En parallèle, SK hynix indique avoir livré des échantillons de HBM4E au premier semestre. Un échantillon sert à la validation chez les clients ; il ne prouve ni une production de masse ni une disponibilité commerciale immédiate. Le groupe mentionne aussi dix accords de long terme, ou LTA, qui améliorent sa visibilité industrielle. Les clients concernés, les volumes, les prix et les clauses restent confidentiels dans les sources citées.

NAND 321 couches, M15X et nouvelles capacités
SK hynix décrit aussi une forte hausse séquentielle des prix de vente moyens en DRAM et en NAND. Le communiqué ne fournit cependant aucun pourcentage officiel par famille de produits. Il faut donc s’en tenir au constat directionnel : les prix du deuxième trimestre ont progressé par rapport au premier, sans transformer des estimations d’analystes ou des données de marché en chiffre déclaré par le fabricant.
Côté NAND, la génération 321 couches prend désormais la plus grosse part du mix avancé mis en avant par SK hynix. L’entreprise vise environ 50 % de sa capacité NAND domestique consacrée à cette génération d’ici la fin de l’année. Empiler davantage de couches peut améliorer la densité et l’économie de production, mais ce seul indicateur ne garantit ni les performances d’un SSD précis, ni son endurance, ni son prix en magasin : le contrôleur, le micrologiciel et le type de cellules comptent aussi.

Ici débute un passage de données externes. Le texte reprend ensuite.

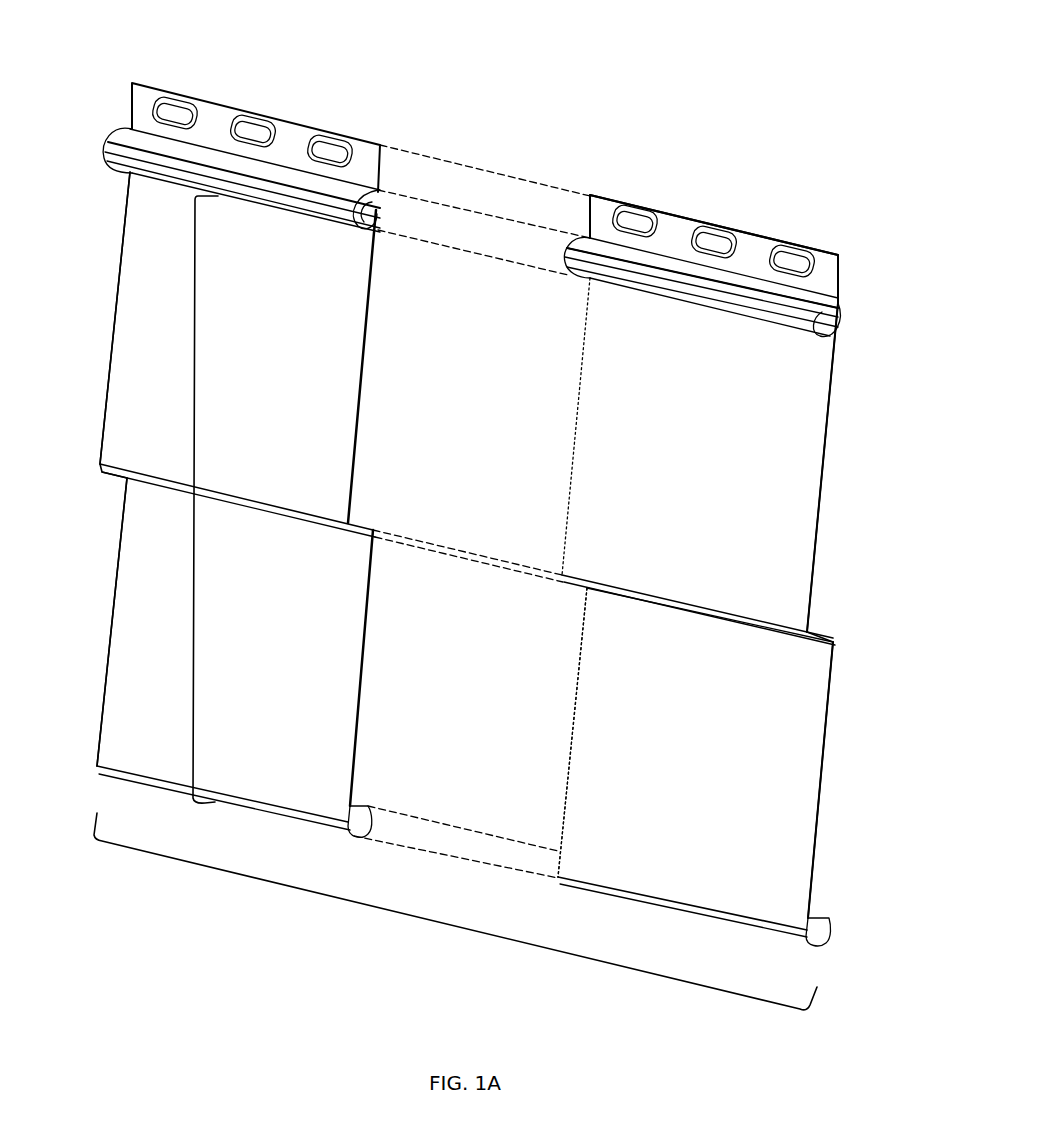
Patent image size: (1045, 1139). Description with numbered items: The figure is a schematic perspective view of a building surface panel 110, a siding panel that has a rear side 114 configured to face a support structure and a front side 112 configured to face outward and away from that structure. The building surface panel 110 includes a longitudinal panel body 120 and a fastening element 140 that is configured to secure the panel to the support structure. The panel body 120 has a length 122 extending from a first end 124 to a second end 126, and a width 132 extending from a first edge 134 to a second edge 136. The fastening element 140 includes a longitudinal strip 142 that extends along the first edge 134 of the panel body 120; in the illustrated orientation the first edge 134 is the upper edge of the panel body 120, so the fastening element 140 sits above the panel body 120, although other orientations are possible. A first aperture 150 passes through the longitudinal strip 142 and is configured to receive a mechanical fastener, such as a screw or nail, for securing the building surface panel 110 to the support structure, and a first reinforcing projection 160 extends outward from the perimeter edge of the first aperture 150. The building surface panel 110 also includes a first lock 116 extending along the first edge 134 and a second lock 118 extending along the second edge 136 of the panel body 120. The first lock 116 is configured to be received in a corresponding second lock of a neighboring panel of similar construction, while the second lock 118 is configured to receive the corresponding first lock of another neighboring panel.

The building surface panel 110 is at (717, 100).
The front side 112 is at (352, 283).
The rear side 114 is at (392, 270).
The first lock 116 is at (642, 284).
The second lock 118 is at (830, 932).
The longitudinal panel body 120 is at (677, 710).
The length 122 is at (455, 911).
The first end 124 is at (84, 404).
The second end 126 is at (850, 572).
The width 132 is at (191, 661).
The first edge 134 is at (250, 243).
The second edge 136 is at (258, 772).
The fastening element 140 is at (562, 202).
The longitudinal strip 142 is at (677, 233).
The first aperture 150 is at (813, 278).
The first reinforcing projection 160 is at (783, 250).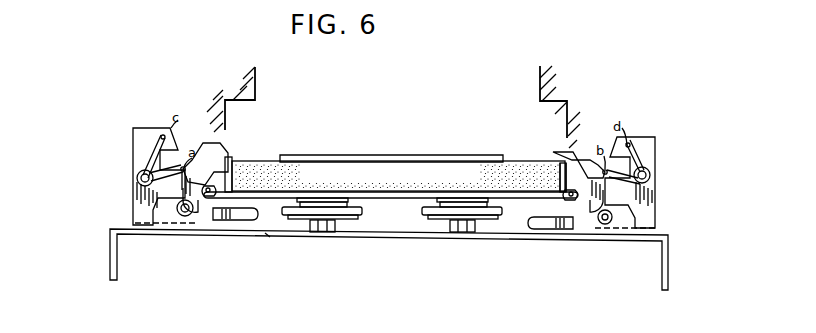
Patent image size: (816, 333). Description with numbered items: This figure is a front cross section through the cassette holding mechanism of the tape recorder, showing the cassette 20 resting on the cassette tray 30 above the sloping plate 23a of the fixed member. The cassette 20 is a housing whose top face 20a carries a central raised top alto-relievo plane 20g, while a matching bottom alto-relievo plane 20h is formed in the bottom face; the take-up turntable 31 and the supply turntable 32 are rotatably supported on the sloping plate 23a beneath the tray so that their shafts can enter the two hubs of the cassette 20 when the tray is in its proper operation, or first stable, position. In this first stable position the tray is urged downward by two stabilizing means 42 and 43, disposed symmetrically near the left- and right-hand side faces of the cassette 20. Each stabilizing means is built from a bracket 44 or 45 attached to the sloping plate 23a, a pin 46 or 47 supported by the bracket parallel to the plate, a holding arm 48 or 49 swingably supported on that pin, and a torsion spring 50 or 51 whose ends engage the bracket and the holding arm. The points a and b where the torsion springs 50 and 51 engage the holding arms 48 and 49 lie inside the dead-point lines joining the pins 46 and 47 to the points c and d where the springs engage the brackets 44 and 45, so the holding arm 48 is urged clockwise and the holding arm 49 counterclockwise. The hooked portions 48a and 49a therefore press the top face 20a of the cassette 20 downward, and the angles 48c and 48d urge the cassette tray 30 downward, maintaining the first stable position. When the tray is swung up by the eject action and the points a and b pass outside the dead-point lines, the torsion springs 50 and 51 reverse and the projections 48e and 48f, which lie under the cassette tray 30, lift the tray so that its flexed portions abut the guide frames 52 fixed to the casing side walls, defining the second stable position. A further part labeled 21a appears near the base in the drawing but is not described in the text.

The stabilizing means 42 is at (114, 95).
The stabilizing means 43 is at (693, 112).
The bracket 44 is at (165, 127).
The bracket 45 is at (642, 137).
The pin 46 is at (185, 217).
The pin 47 is at (606, 224).
The holding arm 48 is at (218, 149).
The hooked portion 48a is at (230, 151).
The angle 48c is at (210, 200).
The angle 48d is at (580, 214).
The projection 48e is at (243, 220).
The projection 48f is at (545, 229).
The holding arm 49 is at (568, 148).
The hooked portion 49a is at (562, 163).
The torsion spring 50 is at (147, 151).
The torsion spring 51 is at (655, 158).
The guide frame 52 is at (255, 81).
The cassette 20 is at (375, 149).
The top face 20a is at (280, 155).
The top alto-relievo plane 20g is at (400, 156).
The bottom alto-relievo plane 20h is at (393, 198).
The base plate flange 21a is at (660, 260).
The sloping plate 23a is at (330, 235).
The cassette tray 30 is at (269, 237).
The take-up turntable 31 is at (361, 227).
The supply turntable 32 is at (486, 223).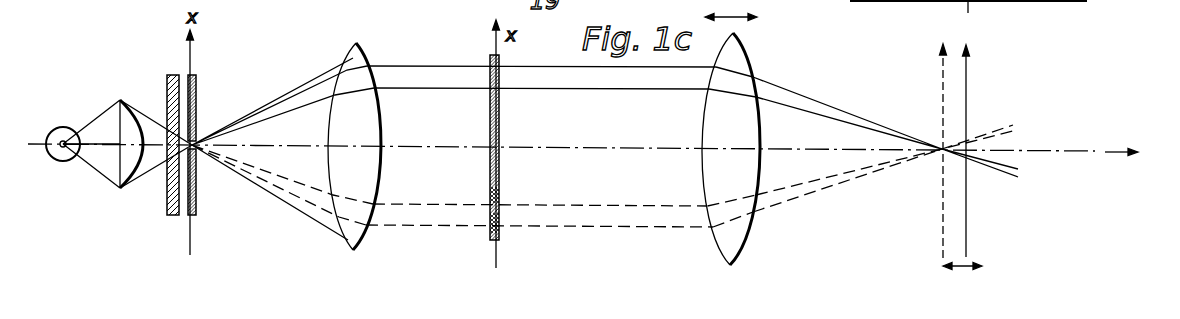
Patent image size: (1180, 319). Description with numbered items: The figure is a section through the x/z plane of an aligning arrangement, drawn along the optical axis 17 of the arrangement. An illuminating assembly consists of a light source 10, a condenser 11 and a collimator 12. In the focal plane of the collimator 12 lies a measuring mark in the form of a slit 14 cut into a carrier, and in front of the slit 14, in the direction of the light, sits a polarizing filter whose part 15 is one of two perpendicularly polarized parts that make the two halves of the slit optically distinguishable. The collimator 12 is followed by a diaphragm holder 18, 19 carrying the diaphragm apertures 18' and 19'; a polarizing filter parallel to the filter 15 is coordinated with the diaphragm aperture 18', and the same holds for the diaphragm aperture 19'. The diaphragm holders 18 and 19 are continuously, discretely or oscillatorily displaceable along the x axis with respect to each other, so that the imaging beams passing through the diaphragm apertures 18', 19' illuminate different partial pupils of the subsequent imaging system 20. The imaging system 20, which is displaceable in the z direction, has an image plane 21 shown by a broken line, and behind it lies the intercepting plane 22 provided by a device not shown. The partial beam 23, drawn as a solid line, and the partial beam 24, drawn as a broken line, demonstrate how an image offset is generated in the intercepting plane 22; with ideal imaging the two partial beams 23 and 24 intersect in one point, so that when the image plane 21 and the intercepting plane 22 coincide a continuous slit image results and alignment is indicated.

The light source 10 is at (58, 137).
The condenser 11 is at (128, 158).
The collimator 12 is at (355, 60).
The slit 14 is at (198, 142).
The polarizing filter part 15 is at (168, 104).
The optical axis 17 is at (1095, 152).
The diaphragm holder 18 is at (518, 147).
The diaphragm aperture 18' is at (467, 56).
The diaphragm holder 19 is at (517, 183).
The diaphragm aperture 19' is at (521, 239).
The imaging system 20 is at (732, 50).
The image plane 21 is at (943, 95).
The intercepting plane 22 is at (967, 92).
The partial beam 23 is at (817, 110).
The partial beam 24 is at (834, 190).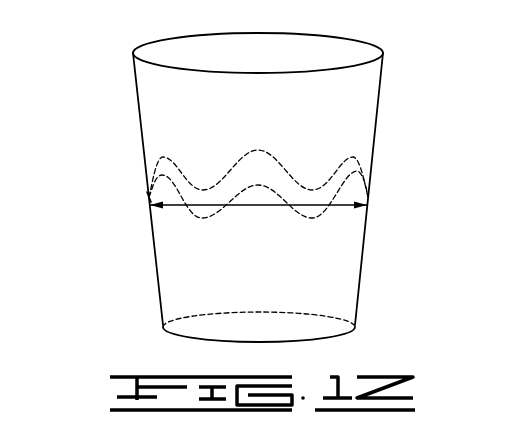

Pour soutenir la demande, SK hynix accélère le site M15X et vise un démarrage de Yongin au début de 2027. Ces projets augmentent le potentiel de production à moyen terme, mais une fab ne fournit pas instantanément des puces qualifiées : installation des équipements, montée des rendements, packaging et validation client prennent du temps. Le communiqué ne donne pas assez d’éléments pour convertir ce calendrier en capacité disponible par produit ou en baisse de prix.

Un impact indirect seulement pour les joueurs PC
Pour un joueur PC, la distinction entre HBM, GDDR et DDR est essentielle. La HBM4 vise surtout les accélérateurs d’IA et certains processeurs de calcul haut de gamme. La GDDR équipe habituellement la mémoire vidéo des cartes graphiques gaming, tandis que la DDR sert de mémoire système. Ces technologies partagent une chaîne industrielle et des savoir-faire, mais elles ne sont ni interchangeables ni vendues sur les mêmes contrats.
Le lien avec le marché PC est donc indirect. Les investissements, l’allocation des wafers, le packaging avancé et la priorité donnée aux produits les plus rentables peuvent influencer l’équilibre global de l’offre mémoire. Toutefois, un surcroît de commandes HBM ne se traduit pas mécaniquement par moins de GDDR ou de DDR, et l’augmentation future de capacité ne garantit pas davantage une détente rapide des prix.
Ces résultats ne permettent donc de promettre ni une baisse ni une hausse du prix des cartes graphiques, de la RAM ou des SSD. Pour tirer une conclusion destinée aux acheteurs, il faudra des annonces propres aux fournisseurs de GPU, aux fabricants de modules DDR, aux producteurs de NAND et aux circuits de distribution. À ce stade, le fait confirmé est la transition industrielle vers HBM4 ; son effet concret sur une configuration gaming reste à mesurer.